In the course of this project, a significant effort was dedicated to preprocessing and analyzing algal cell images using FlowCam technology. While the project did not progress to the machine learning phase, the groundwork laid in image preprocessing and data analysis is substantial and forms a solid foundation for future model development. Below are key takeaways and reflections:
- Preprocessing Complexity: The complexity and volume of the image data necessitated extensive preprocessing, including image segmentation, filtering, and grouping. This process was very time consuming and intricate.
- Grouping Algorithm Limitations: The SIFT-based grouping algorithm, although innovative, encountered challenges in accurately grouping aggregate cell images. This led to skewed feature matching in some instances.
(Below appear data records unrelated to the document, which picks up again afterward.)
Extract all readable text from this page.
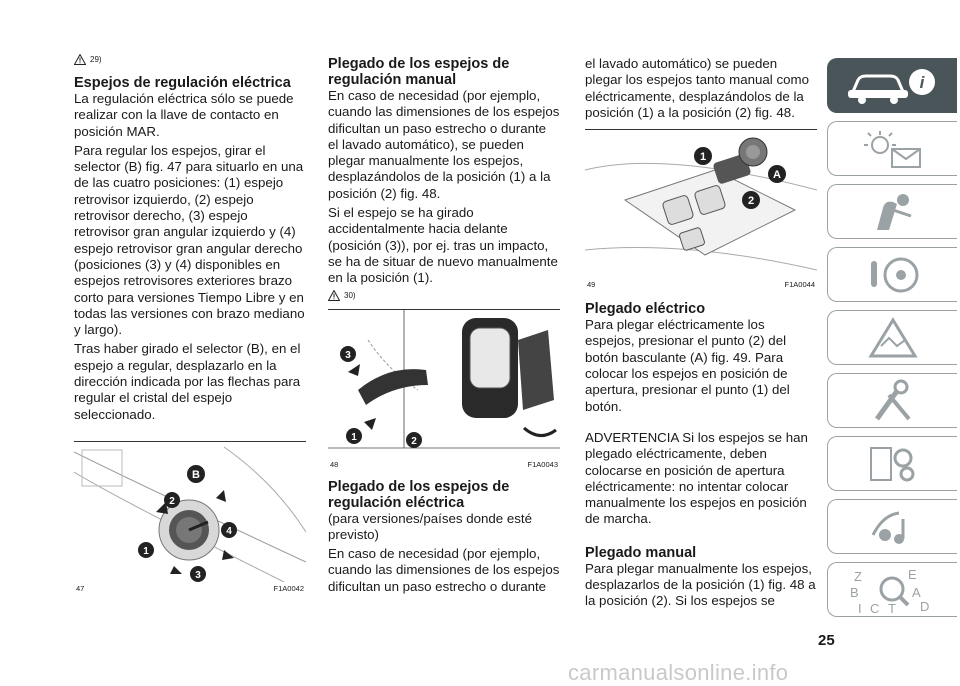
29)
Espejos de regulación eléctrica

La regulación eléctrica sólo se puede realizar con la llave de contacto en posición MAR.

Para regular los espejos, girar el selector (B) fig. 47 para situarlo en una de las cuatro posiciones: (1) espejo retrovisor izquierdo, (2) espejo retrovisor derecho, (3) espejo retrovisor gran angular izquierdo y (4) espejo retrovisor gran angular derecho (posiciones (3) y (4) disponibles en espejos retrovisores exteriores brazo corto para versiones Tiempo Libre y en todas las versiones con brazo mediano y largo).

Tras haber girado el selector (B), en el espejo a regular, desplazarlo en la dirección indicada por las flechas para regular el cristal del espejo seleccionado.

B
2
4
1
3
47	F1A0042
Plegado de los espejos de regulación manual

En caso de necesidad (por ejemplo, cuando las dimensiones de los espejos dificultan un paso estrecho o durante el lavado automático), se pueden plegar manualmente los espejos, desplazándolos de la posición (1) a la posición (2) fig. 48.

Si el espejo se ha girado accidentalmente hacia delante (posición (3)), por ej. tras un impacto, se ha de situar de nuevo manualmente en la posición (1).

30)
3
1	2
48	F1A0043
Plegado de los espejos de regulación eléctrica

(para versiones/países donde esté previsto)

En caso de necesidad (por ejemplo, cuando las dimensiones de los espejos dificultan un paso estrecho o durante

el lavado automático) se pueden plegar los espejos tanto manual como eléctricamente, desplazándolos de la posición (1) a la posición (2) fig. 48.

1
A
2
49	F1A0044
Plegado eléctrico

Para plegar eléctricamente los espejos, presionar el punto (2) del botón basculante (A) fig. 49. Para colocar los espejos en posición de apertura, presionar el punto (1) del botón.

ADVERTENCIA Si los espejos se han plegado eléctricamente, deben colocarse en posición de apertura eléctricamente: no intentar colocar manualmente los espejos en posición de marcha.

Plegado manual

Para plegar manualmente los espejos, desplazarlos de la posición (1) fig. 48 a la posición (2). Si los espejos se

i
Z	E
B	A
I C T D
25
carmanualsonline.info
- t-SNE and Clustering Insights: The t-SNE visualization with K-means clustering (K=5) provided valuable insights but did not yield conclusive results. The visual inspection of clusters indicated that while some grouping was evident, it was not distinct enough to draw definitive conclusions.
- Filtering Techniques: The edge detection algorithm for filtering out empty and partial images was continually refined. The challenge was to balance sensitivity to ensure meaningful data was not inadvertently excluded. The final implementation filters based on if an edge is aparent or not, and when put against the manual annotations of another researcher, it only through out 4 out of the almost 300 images manually classified.
- Successful Features: Features related to image contours and edges proved useful in differentiating between significant and empty images.
- Challenges in Feature Extraction: The high variability in algal cell images made it challenging to identify a universal set of features that could accurately distinguish between different types of cells.
- Machine Learning Model Development: The next phase will involve using the preprocessed dataset to develop and train machine learning models for classification. Potential models include CNNs, SVMs, and Random Forests.
- Model Benchmarking: Establishing a baseline model, likely a simple classifier like Logistic Regression, and then comparing advanced models against this baseline will be a key focus.
- Further Preprocessing Improvements: Continued refinement of the preprocessing steps, including feature engineering and potentially more sophisticated image analysis techniques, will be essential.
- Data Augmentation: Implementing data augmentation strategies to increase the robustness of the future models.
- In-depth Cluster Analysis: A deeper exploration into the clusters identified through t-SNE and K-means, possibly by incorporating additional features or using different dimensionality reduction techniques.